I just feel so useless. I wish it was me. I wish this hadn't taken away her dream job and I was the one taken down the hallway to be operated on. That I was the one who's sight had been taken and life turned upside down. Anything for Stacey to be healthy and happy again, living the life she wanted for herself.

In the end I have to believe that she will be okay. It's unacceptable to think of anything else. 

Kerry xoxo



Wednesday 10 September 2014

It'sbeenawhile!

Well, it's been a while to say the least! Four months to be exact, oooops, it's been a bit of a whirlwind. I cannot actually believe how fast time has flown! I had all the best intentions of keeping up to date with the blog but with work and socialising it's been really hard.

To update you all, these are some pictures from the last few months :) 
1&2. Are both from a trip to Norfolk where my Mum, Dad, Stacey, Marshall and Toffee went on a boat in July. 3. Is a silly photo I got of Stacey and Marshall with Toffee. 4. Stacey all dressed up to go to Marshall's football presentation. 5. My housewarming party with me, Stacey and Ava Grace in August.

Stacey has been doing amazing with Toffee, it's a little bit ridiculous how much they love each other in such a short amount of time!

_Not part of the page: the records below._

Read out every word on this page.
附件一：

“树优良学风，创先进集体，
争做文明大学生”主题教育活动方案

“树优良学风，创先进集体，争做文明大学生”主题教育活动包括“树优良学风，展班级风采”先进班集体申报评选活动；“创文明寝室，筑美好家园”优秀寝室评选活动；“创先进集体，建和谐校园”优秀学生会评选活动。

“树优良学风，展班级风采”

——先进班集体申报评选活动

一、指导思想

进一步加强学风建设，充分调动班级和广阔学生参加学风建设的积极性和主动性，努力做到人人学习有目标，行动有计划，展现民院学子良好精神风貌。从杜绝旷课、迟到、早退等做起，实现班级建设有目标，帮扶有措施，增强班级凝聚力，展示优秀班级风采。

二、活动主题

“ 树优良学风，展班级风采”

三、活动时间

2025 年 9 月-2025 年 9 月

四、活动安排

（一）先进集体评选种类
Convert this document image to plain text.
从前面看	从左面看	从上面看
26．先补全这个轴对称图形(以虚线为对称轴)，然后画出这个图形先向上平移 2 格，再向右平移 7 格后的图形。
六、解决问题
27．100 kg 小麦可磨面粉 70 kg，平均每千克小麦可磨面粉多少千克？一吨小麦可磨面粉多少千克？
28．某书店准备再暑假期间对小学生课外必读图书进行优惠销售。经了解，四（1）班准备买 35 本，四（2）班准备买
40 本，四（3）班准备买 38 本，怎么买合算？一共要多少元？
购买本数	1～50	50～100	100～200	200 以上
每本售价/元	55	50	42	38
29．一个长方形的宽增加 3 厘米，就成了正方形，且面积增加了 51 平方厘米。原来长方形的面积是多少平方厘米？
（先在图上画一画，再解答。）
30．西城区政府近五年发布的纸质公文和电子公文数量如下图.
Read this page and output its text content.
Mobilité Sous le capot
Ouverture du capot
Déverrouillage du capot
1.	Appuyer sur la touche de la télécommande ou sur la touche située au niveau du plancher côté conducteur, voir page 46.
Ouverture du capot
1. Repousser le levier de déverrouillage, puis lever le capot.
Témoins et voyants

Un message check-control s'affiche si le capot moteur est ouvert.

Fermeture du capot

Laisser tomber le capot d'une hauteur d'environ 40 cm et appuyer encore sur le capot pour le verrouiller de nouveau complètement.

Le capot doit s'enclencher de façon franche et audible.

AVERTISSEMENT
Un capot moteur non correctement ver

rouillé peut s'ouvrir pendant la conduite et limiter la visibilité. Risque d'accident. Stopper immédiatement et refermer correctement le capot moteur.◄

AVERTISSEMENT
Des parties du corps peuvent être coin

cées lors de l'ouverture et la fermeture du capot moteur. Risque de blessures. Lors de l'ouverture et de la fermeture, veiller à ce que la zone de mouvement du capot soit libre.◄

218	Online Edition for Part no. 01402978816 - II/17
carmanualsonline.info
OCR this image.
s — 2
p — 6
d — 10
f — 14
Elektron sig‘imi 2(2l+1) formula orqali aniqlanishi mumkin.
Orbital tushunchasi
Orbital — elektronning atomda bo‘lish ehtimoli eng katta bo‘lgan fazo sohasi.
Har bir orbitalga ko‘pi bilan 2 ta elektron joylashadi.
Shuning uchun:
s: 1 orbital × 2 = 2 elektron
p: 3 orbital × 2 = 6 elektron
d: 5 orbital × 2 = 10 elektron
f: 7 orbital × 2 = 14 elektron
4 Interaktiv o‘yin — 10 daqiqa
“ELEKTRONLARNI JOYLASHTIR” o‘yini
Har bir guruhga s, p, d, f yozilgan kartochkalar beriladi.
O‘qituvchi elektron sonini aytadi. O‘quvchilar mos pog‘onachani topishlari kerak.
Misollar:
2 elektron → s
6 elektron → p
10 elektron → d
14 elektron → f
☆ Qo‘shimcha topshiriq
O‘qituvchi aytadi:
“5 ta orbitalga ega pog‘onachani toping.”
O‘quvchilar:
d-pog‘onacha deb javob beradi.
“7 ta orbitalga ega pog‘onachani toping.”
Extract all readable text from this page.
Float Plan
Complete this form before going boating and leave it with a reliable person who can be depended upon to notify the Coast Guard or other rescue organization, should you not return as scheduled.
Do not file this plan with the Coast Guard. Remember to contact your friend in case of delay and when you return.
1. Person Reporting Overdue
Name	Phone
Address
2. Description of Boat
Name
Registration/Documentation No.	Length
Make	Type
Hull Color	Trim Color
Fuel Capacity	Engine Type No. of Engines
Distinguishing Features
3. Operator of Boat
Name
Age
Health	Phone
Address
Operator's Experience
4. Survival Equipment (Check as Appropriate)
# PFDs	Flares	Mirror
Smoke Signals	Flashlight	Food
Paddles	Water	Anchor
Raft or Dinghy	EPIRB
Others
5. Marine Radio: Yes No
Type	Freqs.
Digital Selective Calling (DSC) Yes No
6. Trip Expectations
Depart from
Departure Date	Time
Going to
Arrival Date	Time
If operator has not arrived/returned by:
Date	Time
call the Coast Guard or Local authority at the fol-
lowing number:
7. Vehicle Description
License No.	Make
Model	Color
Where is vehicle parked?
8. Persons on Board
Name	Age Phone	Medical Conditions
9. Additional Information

He literally follows her everywhere, I even caught them both watching the Fox and the Hound together last month! 


August also marked the one year anniversary of Stacey being ill, rushed to hospital and her losing her sight. I posted this on Facebook on the day:
Everyone was so lovely and supportive, I had some really beautiful comments. 

I guess the main reason I'm updating this blog today is because we're back in the hospital AGAIN. However, this time it's a positive trip. Stacey is having her kidney transplant on Friday. For the past year my brave, wonderful Aunty Suzanne has had every test under the sun to make sure she is the perfect donor. This week she finally gives her kidney to Stacey. I don't think we could ever express how thankful we are to have such amazing family around us. 

So anyway, you'll probably have a few more updates from me over the next few weeks with progress reports. Mostly cause I'll be hanging around the hospital waiting and waiting and waiting some more.